Financier and industrial promoter Francis Clergue (date of photograph unknown).
Francis Clergue
Francis Hector Clergue, financier and industrial promoter (b at Brewer, Maine 28 May 1856; d at Montréal 19 Sept 1939). Born of Huguenot parents, Clergue studied law at Maine State College. After a brief legal career, he gravitated into industrial promotion, pursuing tourist, railway, public utility and shipbuilding ventures in Maine, Alabama and Persia, all characterized by flamboyant promotion and poor execution. Central to Clergue's schemes was "the principle of correlation," the grouping of related industries around a common power source. Early in the 1890s he introduced this principle to somnolent SAULT STE MARIE.
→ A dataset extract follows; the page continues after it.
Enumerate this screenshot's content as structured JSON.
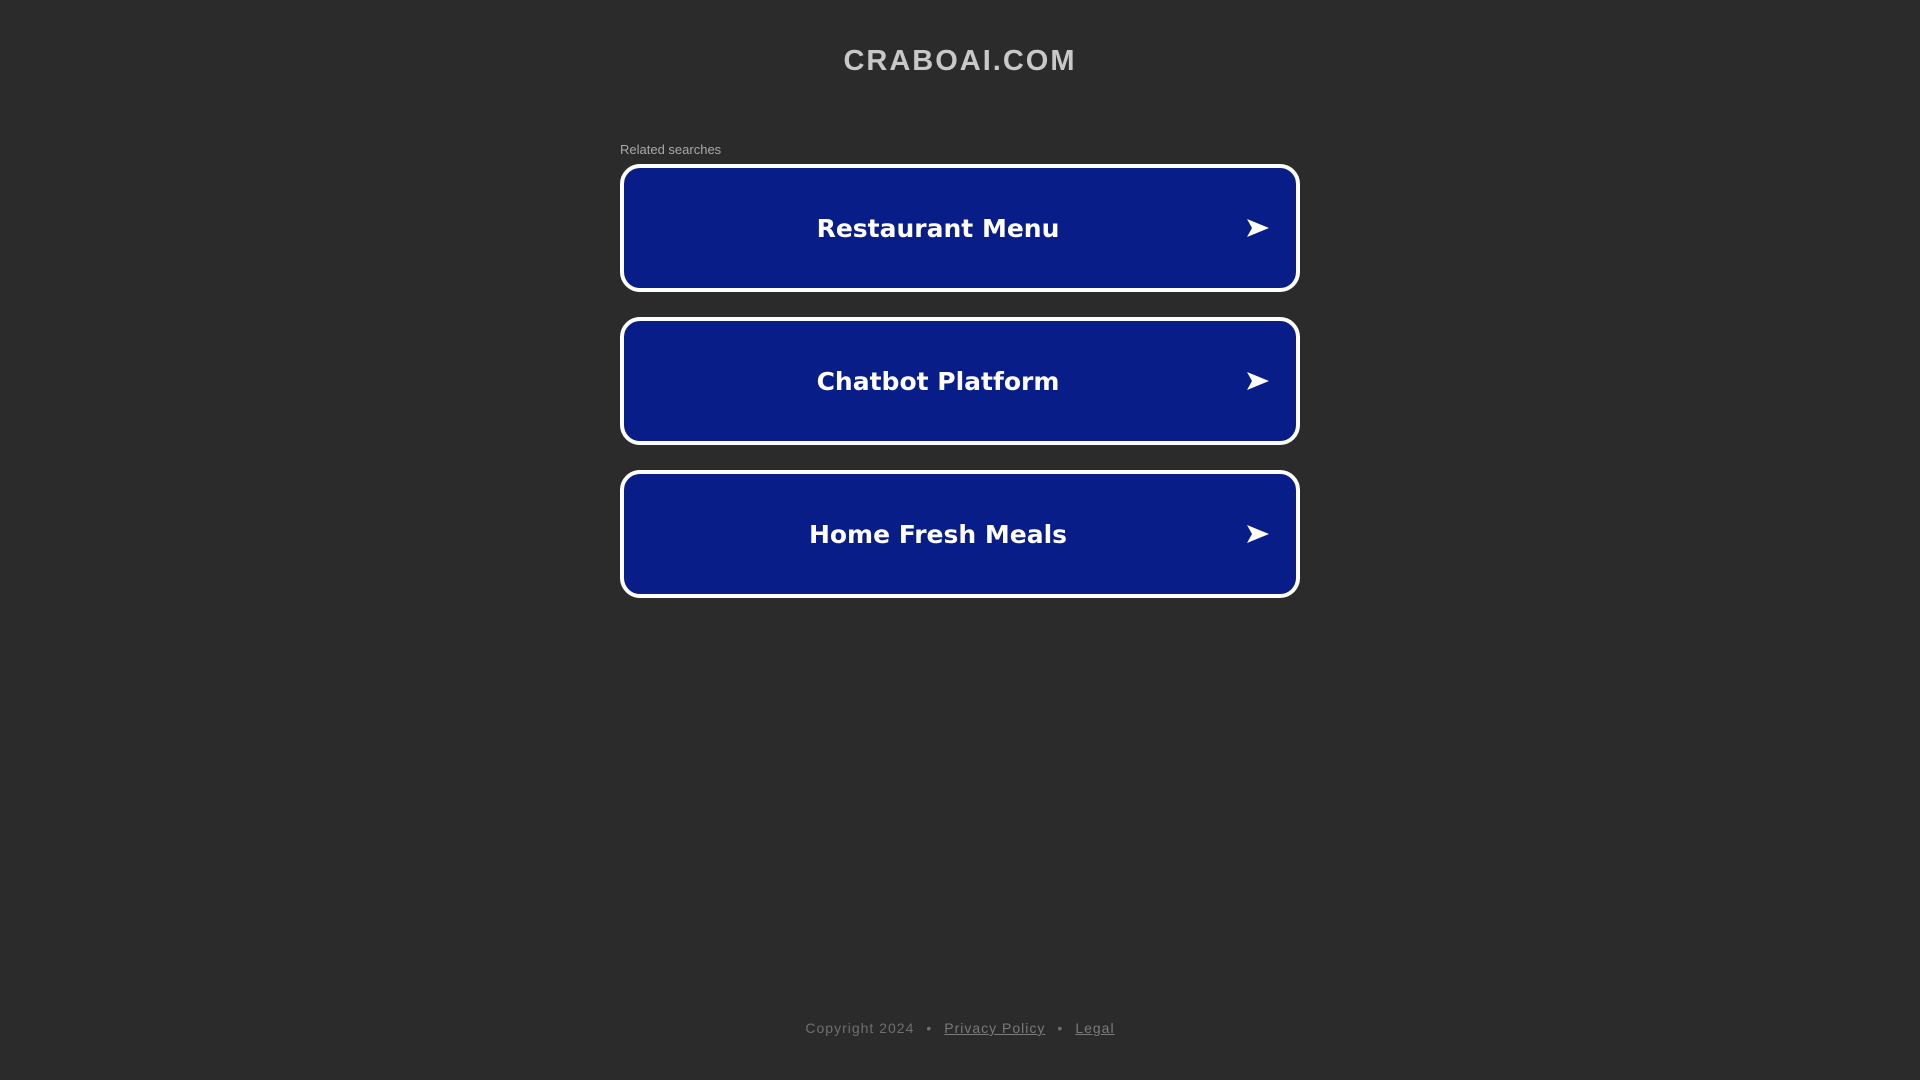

Generously supported by local and provincial politicians eager to develop "New Ontario" and by Philadelphia capital, Clergue built a complex of mining, forestry, railway, steel and power companies at the Soo which at its height employed 7000. In 1903 the "empire" collapsed under the strain of financial abuse and managerial incompetence.
Clergue was pushed out of the reorganized Lake Superior Corp and turned to a series of ill-starred business ventures in Canada, the US, Russia and the Far East. Elements of Clergue's empire have survived, most notably the ALGOMA CENTRAL RAILWAY, ALGOMA STEEL INC and Great Lakes Power.